Et «M. sécurité », comme on appelle Netanyahou, en est parfaitement conscient. Israël doit marcher sur la corde raide, en raison des procédures devant la Cour pénale internationale et des doubles standards mondiaux, ses alliés s’attendant à un niveau de perfection atteint par peu, tout en faisant face à des menaces de sécurité persistantes. C’est sur la même corde raide qu’Israël marche toujours, et elle était déjà là quand nous avions des premiers ministres prêts à faire des concessions, comme Ehud Barak, Ariel Sharon et Ehud Olmert, et cela demeure sous Netanyahu.
Bien sûr, contrairement au Royaume-Uni, l’UE a fait allusion à d’autres moyens de frapper Israël là où cela fait mal si la souveraineté va de l’avant. Borrell a écrit que les liens entre Israël et l’UE viendraient “inévitablement” se “rétracter” dans ce scénario. Des responsables de l’UE ont déclaré que la participation d’Israël au programme de recherche scientifique «Horizon Europe» de 100 milliards d’euros, un moteur majeur de l’innovation en Israël, serait en danger, tout comme le programme d’éducation Erasmus Plus.
Mais ces menaces européennes ne semblent pas perturber l’esprit des décideurs israéliens. Et le mépris de l’administration Trump pour l’Europe en général est bien connu.
Ce qui semble avoir un impact, ce sont les déclarations publiques des Émirats arabes unis.
Comme Johnson, l’ambassadeur des Émirats arabes unis aux États-Unis, Yousef al Otaiba, a choisi de communiquer ses préoccupations directement au public israélien, en choisissant le deuxième quotidien d’Israël le plus lu, Yediot Aharonot, plutôt que le plus lu Israel Hayom, qui est de droite, favorable à la souveraineté, et encore plus pro-Netanyahu. Et tous deux ont écrit que «l’annexion» menacerait la sécurité israélienne et régionale.
Mais Otaiba a présenté une stratégie différente, écrivant que les Émirats arabes unis «ont aidé à créer des incitations – des carottes plutôt que des bâtons – et ont concentré l’attention sur les avantages collectifs pour toutes les parties».
«Ce sont les carottes – les incitations, les avantages – pour Israël. Plus de sécurité. Liens directs. Marchés élargis. Acceptation croissante. C’est ce qui pourrait devenir normal », a-t-il écrit.

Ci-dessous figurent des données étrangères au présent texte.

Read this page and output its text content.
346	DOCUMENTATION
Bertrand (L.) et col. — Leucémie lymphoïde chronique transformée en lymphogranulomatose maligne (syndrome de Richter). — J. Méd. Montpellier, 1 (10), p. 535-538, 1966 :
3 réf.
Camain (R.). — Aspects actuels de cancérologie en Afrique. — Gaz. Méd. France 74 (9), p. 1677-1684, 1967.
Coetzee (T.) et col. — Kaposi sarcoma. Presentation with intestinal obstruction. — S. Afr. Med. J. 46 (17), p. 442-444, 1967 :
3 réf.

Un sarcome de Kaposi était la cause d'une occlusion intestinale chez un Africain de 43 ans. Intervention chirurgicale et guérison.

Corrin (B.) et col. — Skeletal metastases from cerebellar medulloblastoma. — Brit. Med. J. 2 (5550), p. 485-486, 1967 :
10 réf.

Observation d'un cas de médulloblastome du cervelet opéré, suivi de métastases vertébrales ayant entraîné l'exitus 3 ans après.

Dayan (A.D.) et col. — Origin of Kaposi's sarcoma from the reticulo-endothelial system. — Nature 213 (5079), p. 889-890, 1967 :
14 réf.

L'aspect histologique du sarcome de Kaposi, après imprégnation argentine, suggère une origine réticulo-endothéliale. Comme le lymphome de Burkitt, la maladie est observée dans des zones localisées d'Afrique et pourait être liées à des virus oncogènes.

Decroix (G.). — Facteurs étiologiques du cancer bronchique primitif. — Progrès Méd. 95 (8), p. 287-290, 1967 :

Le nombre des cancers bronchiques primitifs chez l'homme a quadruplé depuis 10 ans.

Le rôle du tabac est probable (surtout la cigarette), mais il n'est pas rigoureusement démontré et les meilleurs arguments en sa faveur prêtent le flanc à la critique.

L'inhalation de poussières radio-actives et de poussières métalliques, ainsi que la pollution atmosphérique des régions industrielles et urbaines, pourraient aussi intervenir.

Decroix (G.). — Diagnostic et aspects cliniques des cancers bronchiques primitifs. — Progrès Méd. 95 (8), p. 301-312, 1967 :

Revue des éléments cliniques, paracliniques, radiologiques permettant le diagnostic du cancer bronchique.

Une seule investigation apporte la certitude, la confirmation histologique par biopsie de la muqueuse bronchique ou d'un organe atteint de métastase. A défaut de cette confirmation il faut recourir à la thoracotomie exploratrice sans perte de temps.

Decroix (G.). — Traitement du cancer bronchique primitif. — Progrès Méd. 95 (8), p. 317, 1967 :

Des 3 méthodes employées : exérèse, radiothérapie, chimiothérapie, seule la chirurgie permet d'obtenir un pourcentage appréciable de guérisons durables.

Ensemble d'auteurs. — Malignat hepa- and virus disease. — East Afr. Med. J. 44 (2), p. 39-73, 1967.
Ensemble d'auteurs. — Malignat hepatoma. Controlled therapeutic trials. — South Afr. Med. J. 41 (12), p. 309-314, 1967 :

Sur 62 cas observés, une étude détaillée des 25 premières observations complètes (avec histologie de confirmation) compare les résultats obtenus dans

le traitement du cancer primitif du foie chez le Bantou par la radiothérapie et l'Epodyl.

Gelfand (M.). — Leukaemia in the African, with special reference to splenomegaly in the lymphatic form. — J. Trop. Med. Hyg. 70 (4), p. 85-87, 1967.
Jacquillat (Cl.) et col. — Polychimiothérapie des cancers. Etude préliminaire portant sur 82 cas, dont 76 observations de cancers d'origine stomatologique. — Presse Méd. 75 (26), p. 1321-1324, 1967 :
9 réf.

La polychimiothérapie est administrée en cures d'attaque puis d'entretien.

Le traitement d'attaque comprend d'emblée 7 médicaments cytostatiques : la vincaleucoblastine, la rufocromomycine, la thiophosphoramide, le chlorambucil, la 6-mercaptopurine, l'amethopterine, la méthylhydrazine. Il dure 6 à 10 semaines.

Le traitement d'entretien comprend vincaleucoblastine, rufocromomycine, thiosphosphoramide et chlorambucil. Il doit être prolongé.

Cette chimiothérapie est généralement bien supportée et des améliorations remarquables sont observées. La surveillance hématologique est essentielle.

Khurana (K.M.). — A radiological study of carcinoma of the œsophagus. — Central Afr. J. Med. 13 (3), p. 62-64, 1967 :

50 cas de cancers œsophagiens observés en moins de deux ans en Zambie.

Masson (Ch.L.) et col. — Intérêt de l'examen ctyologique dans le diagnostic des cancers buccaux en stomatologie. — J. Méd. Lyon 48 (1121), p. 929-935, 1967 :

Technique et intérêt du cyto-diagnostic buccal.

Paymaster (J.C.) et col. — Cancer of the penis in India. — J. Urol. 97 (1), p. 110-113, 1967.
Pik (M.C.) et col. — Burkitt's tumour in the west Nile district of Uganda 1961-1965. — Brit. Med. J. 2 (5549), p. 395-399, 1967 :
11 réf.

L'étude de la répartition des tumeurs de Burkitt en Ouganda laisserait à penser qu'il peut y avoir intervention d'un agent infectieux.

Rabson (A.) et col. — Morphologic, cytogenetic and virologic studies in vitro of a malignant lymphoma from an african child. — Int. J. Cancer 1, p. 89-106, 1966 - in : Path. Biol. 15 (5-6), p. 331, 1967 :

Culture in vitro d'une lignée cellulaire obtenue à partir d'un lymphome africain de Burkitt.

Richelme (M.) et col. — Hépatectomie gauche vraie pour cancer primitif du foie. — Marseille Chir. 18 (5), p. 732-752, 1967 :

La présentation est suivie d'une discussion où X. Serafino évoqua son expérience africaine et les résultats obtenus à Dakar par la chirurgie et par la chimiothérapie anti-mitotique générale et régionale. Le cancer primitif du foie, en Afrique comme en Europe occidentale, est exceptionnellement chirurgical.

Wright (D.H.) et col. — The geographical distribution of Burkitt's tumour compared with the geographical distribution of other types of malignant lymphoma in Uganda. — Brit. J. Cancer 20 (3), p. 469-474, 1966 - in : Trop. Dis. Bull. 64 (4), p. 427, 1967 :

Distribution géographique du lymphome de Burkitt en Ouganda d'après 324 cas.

Otaiba est proche des membres de l’administration Trump qui disposent du portefeuille du rétablissement de la paix, du conseiller présidentiel principal Jared Kushner et de l’envoyé spécial pour les négociations internationales Avi Berkowitz, à tel point qu’on a insinué que Kushner ou Berkowitz a écrit la lettre d’opinion pour lui afin d’essayer d’arrêter Israël d’étendre sa souveraineté en Cisjordanie. Ce n’est cependant pas vrai ; ils n’ont pas écrit l’article et ils n’essaient pas de mettre fin à la souveraineté, bien qu’ils aient souligné qu’il ne s’agit que d’un élément de la «Vision pour la paix» plus large.
Ce qui est vrai, c’est que Kushner et Berkowitz travaillent depuis des années à la normalisation entre Israël et les États arabes, un effort aidé par un intérêt commun à combattre les ambitions nucléaires de l’Iran.
Netanyahou s’est également vanté d’élargir les relations d’Israël avec de plus en plus de pays à travers le monde, en particulier les pays arabes.
Le message d’Otaiba a résonné fortement à Jérusalem et à Washington.
Tout cela ne veut pas dire que le train de la souveraineté retourne à sa gare d’origine, pour ne plus en repartir. Netanyahou est toujours convaincu de la sécurisation des frontières d’Israël à long terme et l’administration Trump maintient toujours son plan de paix à ce stade. Mais il y a certains messages qui seront plus fortement pris en considération que d’autres.